Коб с ужасом думал: а что, если бы галлюцинации были иного рода, устрашающие и омерзительные: чудовища всякие, бездны и пропасти, реки крови, всевидящее Божье око… А к нему наведываются существа юные, на вид безобидные, даже домашние и совершенно равнодушные к нему. Но он осознавал, что боится этих детишек и в их присутствии ощущает собственную ущербность. С самого начала он был убежден: если проговорится кому-нибудь, хотя бы и Элизабет, родные тут же решат, что он выжил из ума, и станут обращаться с ним, как с идиотом. А он повидал и в родном городе, и в других местах, как в таких случаях поступают с людьми, даже с друзьями, будь то старик, старуха, а то и молодой сумасшедший, свяжут по руками и по ногам, станут бить кнутом и морить голодом, чтобы изнурить темные силы, поселившиеся в человеке. А то и в деревню отвезут, сдадут под надзор продажных и злобных «попечителей».

Нет уж, благодарствуйте. Тут Кобу пришло в голову, что даже такой поворот в жизни может не повлиять на упрямых призраков, — так что благодарствуйте вдвойне. По правде говоря, до сих пор он видел их только в своем доме, больше нигде. Но если он переберется в другой дом или другой город, что им помешает последовать за ним?
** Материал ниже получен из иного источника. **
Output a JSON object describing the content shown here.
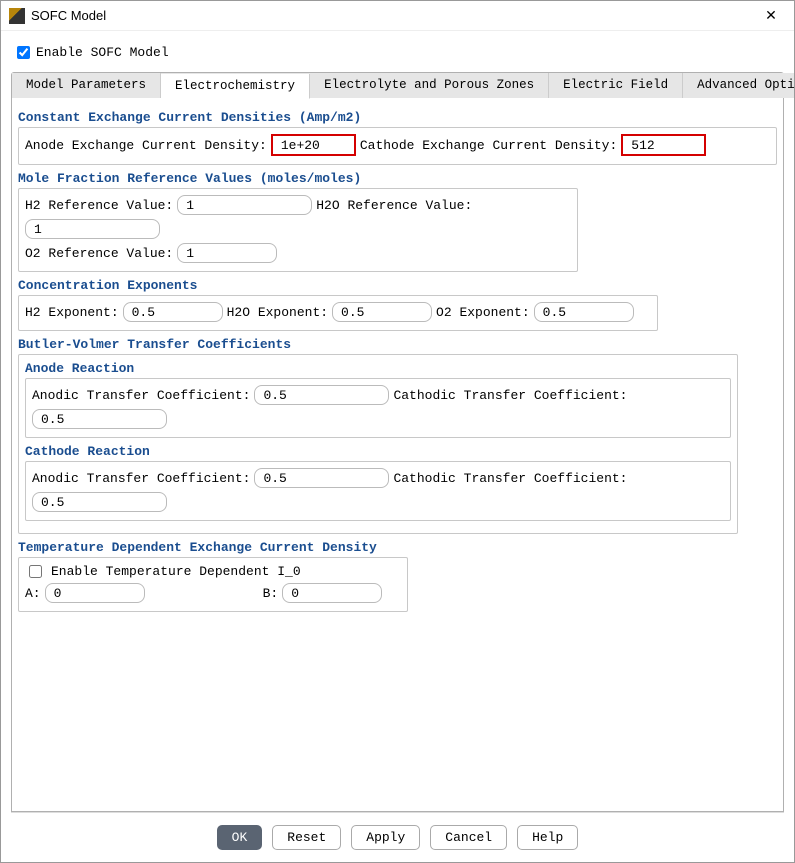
{
  "window": {
    "title": "SOFC Model"
  },
  "enable": {
    "label": "Enable SOFC Model",
    "checked": true
  },
  "tabs": {
    "t0": "Model Parameters",
    "t1": "Electrochemistry",
    "t2": "Electrolyte and Porous Zones",
    "t3": "Electric Field",
    "t4": "Advanced Options",
    "active": 1
  },
  "sections": {
    "cecd": {
      "title": "Constant Exchange Current Densities (Amp/m2)",
      "anode_label": "Anode Exchange Current Density:",
      "anode_value": "1e+20",
      "cathode_label": "Cathode Exchange Current Density:",
      "cathode_value": "512"
    },
    "mfrv": {
      "title": "Mole Fraction Reference Values (moles/moles)",
      "h2_label": "H2 Reference Value:",
      "h2_value": "1",
      "h2o_label": "H2O Reference Value:",
      "h2o_value": "1",
      "o2_label": "O2 Reference Value:",
      "o2_value": "1"
    },
    "cexp": {
      "title": "Concentration Exponents",
      "h2_label": "H2 Exponent:",
      "h2_value": "0.5",
      "h2o_label": "H2O Exponent:",
      "h2o_value": "0.5",
      "o2_label": "O2 Exponent:",
      "o2_value": "0.5"
    },
    "bv": {
      "title": "Butler-Volmer Transfer Coefficients",
      "anode_hdr": "Anode Reaction",
      "cathode_hdr": "Cathode Reaction",
      "atc_label": "Anodic Transfer Coefficient:",
      "ctc_label": "Cathodic Transfer Coefficient:",
      "anode_atc": "0.5",
      "anode_ctc": "0.5",
      "cath_atc": "0.5",
      "cath_ctc": "0.5"
    },
    "tdecd": {
      "title": "Temperature Dependent Exchange Current Density",
      "enable_label": "Enable Temperature Dependent I_0",
      "enable_checked": false,
      "a_label": "A:",
      "a_value": "0",
      "b_label": "B:",
      "b_value": "0"
    }
  },
  "buttons": {
    "ok": "OK",
    "reset": "Reset",
    "apply": "Apply",
    "cancel": "Cancel",
    "help": "Help"
  }
}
Если они могут проходить сквозь стены, исчезать в мгновение ока и тут же появляться снова, быть видимыми для него и не видеть его, разве помешает им простая уловка Коба (к примеру) пожить у дочери или, скажем, где-нибудь еще подальше от своего дома — они и там прекрасно устроятся.
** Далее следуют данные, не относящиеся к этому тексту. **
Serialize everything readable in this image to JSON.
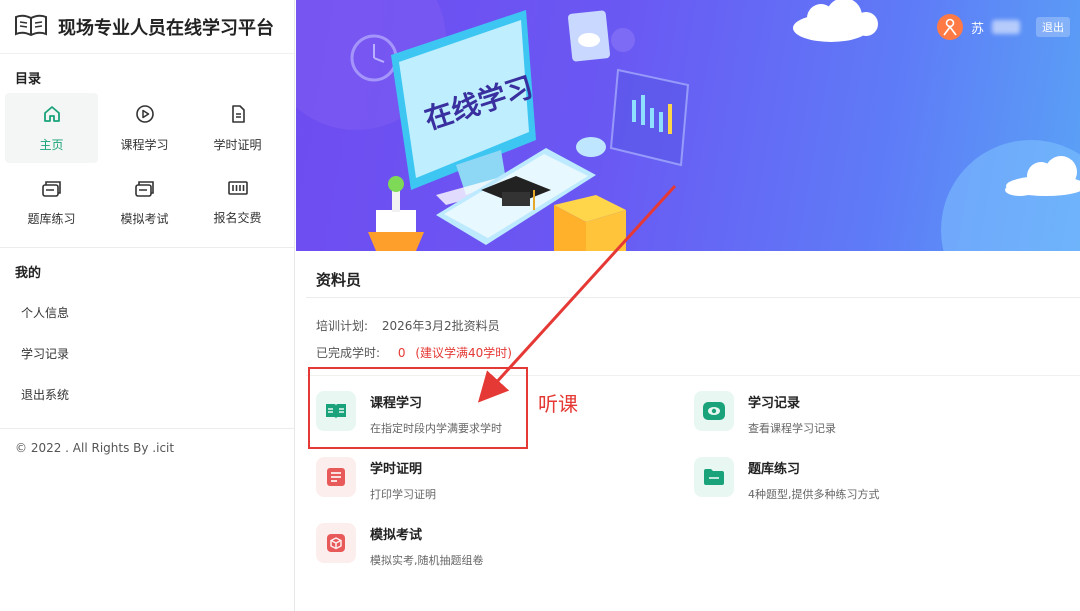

В общем, ему оставалось только ждать и надеяться, что эта «фаза» (так он назвал бы подобные обстоятельства, случись все это не с ним) окончится так же внезапно, как началась. Между тем он разными способами пытался перехитрить своих гостей: уходил из дома, громко играл на ребеке[2], не раздвигал занавески на окнах — пусть думают, что в доме никого нет, и еще молился, прося помощи у Бога, в которого не верил. (Стоит ли упоминать, что Он неизменно не отвечал на просьбы Коба.) Поскольку призраки не являлись, когда в доме бывала Элизабет, он начал подумывать, что, возможно, лучше поселить ее в доме, а не отсылать, когда вся дневная работа выполнена.
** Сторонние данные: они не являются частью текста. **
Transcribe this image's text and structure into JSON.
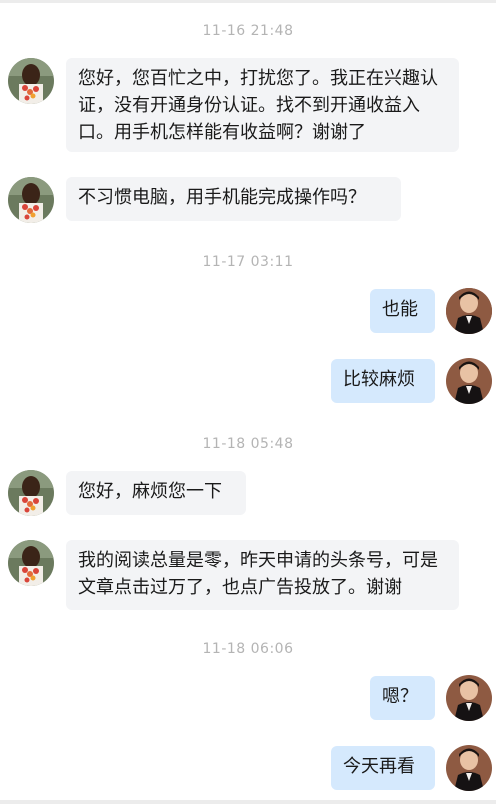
{
  "timestamps": [
    "11-16 21:48",
    "11-17 03:11",
    "11-18 05:48",
    "11-18 06:06"
  ],
  "messages": [
    {
      "direction": "in",
      "text": "您好，您百忙之中，打扰您了。我正在兴趣认证，没有开通身份认证。找不到开通收益入口。用手机怎样能有收益啊？谢谢了"
    },
    {
      "direction": "in",
      "text": "不习惯电脑，用手机能完成操作吗？"
    },
    {
      "direction": "out",
      "text": "也能"
    },
    {
      "direction": "out",
      "text": "比较麻烦"
    },
    {
      "direction": "in",
      "text": "您好，麻烦您一下"
    },
    {
      "direction": "in",
      "text": "我的阅读总量是零，昨天申请的头条号，可是文章点击过万了，也点广告投放了。谢谢"
    },
    {
      "direction": "out",
      "text": "嗯？"
    },
    {
      "direction": "out",
      "text": "今天再看"
    }
  ],
  "colors": {
    "incoming_bubble": "#f3f4f6",
    "outgoing_bubble": "#d5e9fd",
    "timestamp_text": "#b4b4b4"
  },
  "avatars": {
    "incoming": "user-avatar-icon",
    "outgoing": "support-avatar-icon"
  }
}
Бродя по улочкам и переулкам города и по полям за его чертой, Коб мучился очевидным и в то же время глупым вопросом: нуждаются ли дети в его присутствии в доме или они являются туда даже тогда, когда его нет?

Бывало, он поспешно возвращался в дом, чтобы застать их врасплох, подловить в то время, когда им кажется, что он их не видит. Но и тут ему ни разу не повезло.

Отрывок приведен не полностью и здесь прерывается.